By Michael Tanner
Monday, February 20, 2012
Opponents of allowing younger workers to privately invest a portion of their Social Security taxes through personal accounts have long pointed to the supposed riskiness of private investment. The volatility of private capital markets over the past several years, and especially recent declines in the stock market, have seemed to bolster their argument.
However, private capital investment remains remarkably safe over the long term. Despite recent declines in the stock market, a worker who had invested privately over the past 40 years would have still earned an average yearly return of 6.85 percent investing in the S&P 500, 3.46 percent from corporate bonds, and 2.44 percent from government bonds.
If workers who retired in 2011 had been allowed to invest the employee half of the Social Security payroll tax over their working lifetime, they would retire with more income than if they relied on Social Security.
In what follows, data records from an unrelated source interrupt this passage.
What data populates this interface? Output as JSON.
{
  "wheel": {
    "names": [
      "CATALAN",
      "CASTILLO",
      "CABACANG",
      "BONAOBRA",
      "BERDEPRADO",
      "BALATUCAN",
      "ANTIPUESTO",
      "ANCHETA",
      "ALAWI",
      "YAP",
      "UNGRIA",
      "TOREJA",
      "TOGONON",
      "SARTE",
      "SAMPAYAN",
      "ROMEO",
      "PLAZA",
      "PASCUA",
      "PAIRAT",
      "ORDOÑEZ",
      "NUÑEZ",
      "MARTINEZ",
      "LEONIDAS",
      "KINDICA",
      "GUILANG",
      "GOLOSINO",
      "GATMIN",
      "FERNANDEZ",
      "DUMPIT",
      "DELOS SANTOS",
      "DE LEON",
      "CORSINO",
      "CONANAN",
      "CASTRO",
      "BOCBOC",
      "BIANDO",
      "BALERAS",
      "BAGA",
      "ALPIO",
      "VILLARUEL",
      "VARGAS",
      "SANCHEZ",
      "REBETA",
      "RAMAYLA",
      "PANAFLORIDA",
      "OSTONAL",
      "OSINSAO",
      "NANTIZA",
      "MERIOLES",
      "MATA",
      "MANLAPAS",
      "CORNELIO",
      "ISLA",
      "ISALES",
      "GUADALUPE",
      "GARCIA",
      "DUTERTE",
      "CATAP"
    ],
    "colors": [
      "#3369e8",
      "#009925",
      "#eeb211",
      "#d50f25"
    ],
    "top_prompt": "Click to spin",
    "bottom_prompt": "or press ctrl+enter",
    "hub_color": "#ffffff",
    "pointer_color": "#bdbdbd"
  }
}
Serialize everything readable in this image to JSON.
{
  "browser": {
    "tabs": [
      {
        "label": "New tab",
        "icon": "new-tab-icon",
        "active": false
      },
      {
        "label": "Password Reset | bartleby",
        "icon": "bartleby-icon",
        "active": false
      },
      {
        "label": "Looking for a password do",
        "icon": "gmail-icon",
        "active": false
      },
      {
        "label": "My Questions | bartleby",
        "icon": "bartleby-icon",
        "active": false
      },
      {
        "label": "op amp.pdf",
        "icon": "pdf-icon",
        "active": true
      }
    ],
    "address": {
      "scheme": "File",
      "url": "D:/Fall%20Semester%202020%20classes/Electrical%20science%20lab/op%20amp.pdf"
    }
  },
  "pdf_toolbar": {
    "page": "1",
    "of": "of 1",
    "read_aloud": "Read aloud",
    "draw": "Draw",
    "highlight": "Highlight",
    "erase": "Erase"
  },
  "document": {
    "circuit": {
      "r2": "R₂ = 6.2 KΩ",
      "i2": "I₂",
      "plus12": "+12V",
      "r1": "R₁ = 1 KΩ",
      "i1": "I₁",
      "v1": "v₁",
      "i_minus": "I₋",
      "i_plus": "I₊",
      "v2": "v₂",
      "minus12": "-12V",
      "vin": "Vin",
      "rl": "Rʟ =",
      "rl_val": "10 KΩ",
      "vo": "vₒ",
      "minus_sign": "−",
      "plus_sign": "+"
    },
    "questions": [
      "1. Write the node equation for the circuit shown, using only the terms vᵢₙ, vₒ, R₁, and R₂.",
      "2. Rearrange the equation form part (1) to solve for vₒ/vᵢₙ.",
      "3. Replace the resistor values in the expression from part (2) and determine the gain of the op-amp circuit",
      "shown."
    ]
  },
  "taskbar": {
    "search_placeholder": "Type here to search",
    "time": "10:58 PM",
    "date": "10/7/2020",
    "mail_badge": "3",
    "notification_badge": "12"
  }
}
Indeed, even in the worst-case scenario—a low-wage worker who invested entirely in bonds—the benefits from private investment would equal those from traditional Social Security.
While there are limits and caveats to this type of analysis, it clearly shows that the argument that private investment is too risky compared with Social Security does not hold up. With Social Security already running a cashflow deficit today—and facing a $21 trillion shortfall in the future that will make it impossible to pay promised benefits—private investment and personal accounts should be part of any discussion about reforming the troubled system.